Note: N is the number of muscle synergies, and e is the residual.

Subsequently, key synergy features were extracted from the original feature matrix E and its reconstructed matrix E’ of muscle activation patterns. The specific analysis indicators and criteria are as follows:

  1. (1)

    Number of muscle synergies involved: The variance accounted for (VAF) analysis method was used to compare the variance and its rate of change between the reconstructed feature matrix E’ and the original matrix E (Formula 3). The criterion for determining the number of synergies involved is a VAF value greater than 90%25,26,27.

    $$\begin{aligned} \text {VAF} = 1 - \frac{\sum _{i=1}^{m}\sum _{j=1}^{n}\left( E_{ij} - E_{ij}^\prime \right) ^2}{\sum _{i=1}^{m}\sum _{j=1}^{n}\left( E_{ij}\right) ^2} \end{aligned}$$
    (3)
  2. (2)

    Muscle Relative Weight. The contribution of muscles is derived from the decomposition of the original matrix E, which can be used to compare the differences in muscle contributions within the same synergy for different gait COD angles28.

  3. (3)

    Time to Peak Activation of Muscle Synergies. The coefficient matrix H, which is decomposed from the original matrix E, can reflect the activation intensity of each synergy. The time at which the activation intensity of each muscle synergy reaches its peak is recorded26.

  4. (4)

    Activation Level of Muscle Synergies and Overall Activation Level. The coefficient matrix H can also be used to evaluate the muscle activation intensity of each synergy and the overall activation level of the synergy structure30. The activation level of each muscle synergy is defined as(Formula 4):

    $$\begin{aligned} E_i(Activation\ Level) = \frac{1}{n} \sum _{j=1}^{n} H_{ij} \end{aligned}$$
    (4)

    Note: Hij is the element in the i-th row and j-th column of the activation coefficient matrix H, representing the activation intensity of the i-th muscle synergy at the j-th time point. n is the length of the time sequence.

  5. (5)

    Duration of Significant Activation and Co-activation of Muscle Synergies. The duration of significant activation of a muscle synergy refers to the length of time during which the activation level of a particular muscle synergy exceeds 50% of its maximum activation level. Co-activation refers to the proportion of time during which two or more muscle synergies are simultaneously in an activated state.

Statistical analysis

In this study, SPSS 21.0 software was used for statistical analysis. First, the K-means clustering algorithm was applied to cluster the synergy modules before and after the experiment. Based on this, Pearson correlation analysis (with a threshold set at r=0.6) was used to categorize the extracted synergy modules.

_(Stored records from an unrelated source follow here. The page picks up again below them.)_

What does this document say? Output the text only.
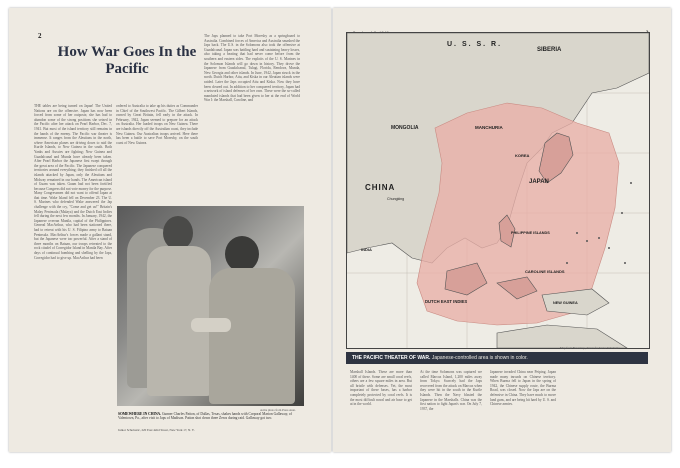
2
How War Goes In the Pacific

THE tables are being turned on Japan! The United Nations are on the offensive. Japan has now been forced from some of her outposts; she has had to abandon some of the strong positions she seized in the Pacific after her attack on Pearl Harbor, Dec. 7, 1941. But most of the island territory still remains in the hands of the enemy. The Pacific war theater is immense. It ranges from the Aleutians in the north, where American planes are driving down to raid the Kurile Islands, to New Guinea in the south. Both Yanks and Aussies are fighting; New Guinea and Guadalcanal and Munda have already been taken. After Pearl Harbor the Japanese first swept through the great area of the Pacific. The Japanese conquered territories around everything; they finished off all the islands attacked by Japan, only the Aleutians and Midway remained in our hands. The American island of Guam was taken. Guam had not been fortified because Congress did not vote money for the purpose. Many Congressmen did not want to offend Japan at that time. Wake Island fell on December 23. The U. S. Marines who defended Wake answered the Jap challenge with the cry, "Come and get us!" Britain's Malay Peninsula (Malaya) and the Dutch East Indies fell during the next few months. In January, 1942, the Japanese overran Manila, capital of the Philippines. General MacArthur, who had been stationed there, had to retreat with his U. S. Filipino army to Bataan Peninsula. MacArthur's forces made a gallant stand, but the Japanese were too powerful. After a stand of three months on Bataan, our troops retreated to the rock citadel of Corregidor Island in Manila Bay. After days of continual bombing and shelling by the Japs, Corregidor had to give up. MacArthur had been

ordered to Australia to take up his duties as Commander in Chief of the Southwest Pacific. The Gilbert Islands, owned by Great Britain, fell early in the attack. In February, 1942, Japan seemed to prepare for an attack on Australia. Her loaded troops on New Guinea. There are islands directly off the Australian coast, they include New Guinea. Our Australian troops arrived. Here there has been a battle to save Port Moresby, on the south coast of New Guinea.

The Japs planned to take Port Moresby as a springboard to Australia. Combined forces of America and Australia smashed the Japs back. The U.S. in the Solomons also took the offensive at Guadalcanal. Japan was battling hard and sustaining heavy losses, also taking a beating that had never come before from the southern and eastern sides. The exploits of the U. S. Marines in the Solomon Islands will go down in history. They drove the Japanese from Guadalcanal, Tulagi, Florida, Rendova, Munda, New Georgia and other islands. In June, 1942, Japan struck in the north. Dutch Harbor, Attu, and Kiska in our Aleutian islands were raided. Later the Japs occupied Attu and Kiska. Now they have been cleared out. In addition to her conquered territory, Japan had a network of island defenses of her own. These were the so-called mandated islands that had been given to her at the end of World War I: the Marshall, Caroline, and

Acme photo from Press Assn.
SOMEWHERE IN CHINA. Gunner Charles Patton, of Dallas, Texas, shakes hands with Corporal Marion Gallaway, of Valentown, Pa., after visit to Japs of Madison. Patton shot down three Zeros during raid. Gallaway got two.
Junior Scholastic, 220 East 42nd Street, New York 17, N. Y.
U. S. S. R.
SIBERIA
MONGOLIA	MANCHURIA
KOREA
JAPAN
CHINA
Chungking
INDIA
PHILIPPINE ISLANDS
CAROLINE ISLANDS
DUTCH EAST INDIES	NEW GUINEA
Map from Newsmap, drawn for Junior Scholastic
THE PACIFIC THEATER OF WAR. Japanese-controlled area is shown in color.

Marshall Islands. These are more than 1400 of these. Some are small coral reefs, others are a few square miles in area. But all bristle with defenses. Yet, the most important of these bases, has a harbor completely protected by coral reefs. It is the most difficult naval and air base to get at in the world.

At the time Solomons was captured we called Marcus Island, 1,200 miles away from Tokyo. Scarcely had the Japs recovered from the attack on Marcus when they were hit in the south in the Kurile Islands. Then the Navy blasted the Japanese in the Marshalls. China was the first nation to fight Japan's war. On July 7, 1937, the

Japanese invaded China near Peiping. Japan made many inroads on Chinese territory. When Burma fell to Japan in the spring of 1942, the Chinese supply route, the Burma Road, was closed. Now the Japs are on the defensive in China. They have much to move land guns, and are being hit hard by U. S. and Chinese armies.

Synergy modules with \({r}>0.6\) were grouped together to identify types of muscle synergies31. In the analysis of differences before and after the experiment, since the synergy modules participated by individuals were not entirely consistent before and after the experiment, only the synergy modules that existed in both periods were selected for paired analysis. The specific methods are as follows: First, the Shapiro-Wilk test was used for normality analysis. If the data conformed to a normal distribution, paired sample t-tests were employed to compare the differences in various indicators between the two groups; if the data did not conform to a normal distribution, the Wilcoxon signed-rank test was used for comparison. The significance level for statistical analysis was set at \({P}<0.05\), and differences were considered statistically significant.The datasets generated during this study are available in the Figshare repository: (DOI: https://doi.org/10.6084/m9.figshare.30092332.v1).

Results

Matrix decomposition results

In this study, non-negative matrix factorization was performed on the electromyographic signals of the deceleration step for \(45^{\circ }\,\hbox {and}\, 90^{\circ }\) change of direction sprints. Although there were significant differences in the synergy weights between the two angles (\({P}>0.05\)), overall, two sets of synergy modules could be extracted under both COD angles (see Figs. 2 and 3). Synergy 1 was dominated by the biceps femoris, semitendinosus, and vastus lateralis, while Synergy 2 was dominated by the rectus femoris, vastus medialis, and tibialis anterior.

Fig. 2
figure 2

Synergy matrix W and activation coefficient matrix H for the \(45^{\circ }\) Deceleration.

Fig. 3
figure 3

Synergy matrix W and activation coefficient matrix H for the \(90^{\circ }\) Deceleration.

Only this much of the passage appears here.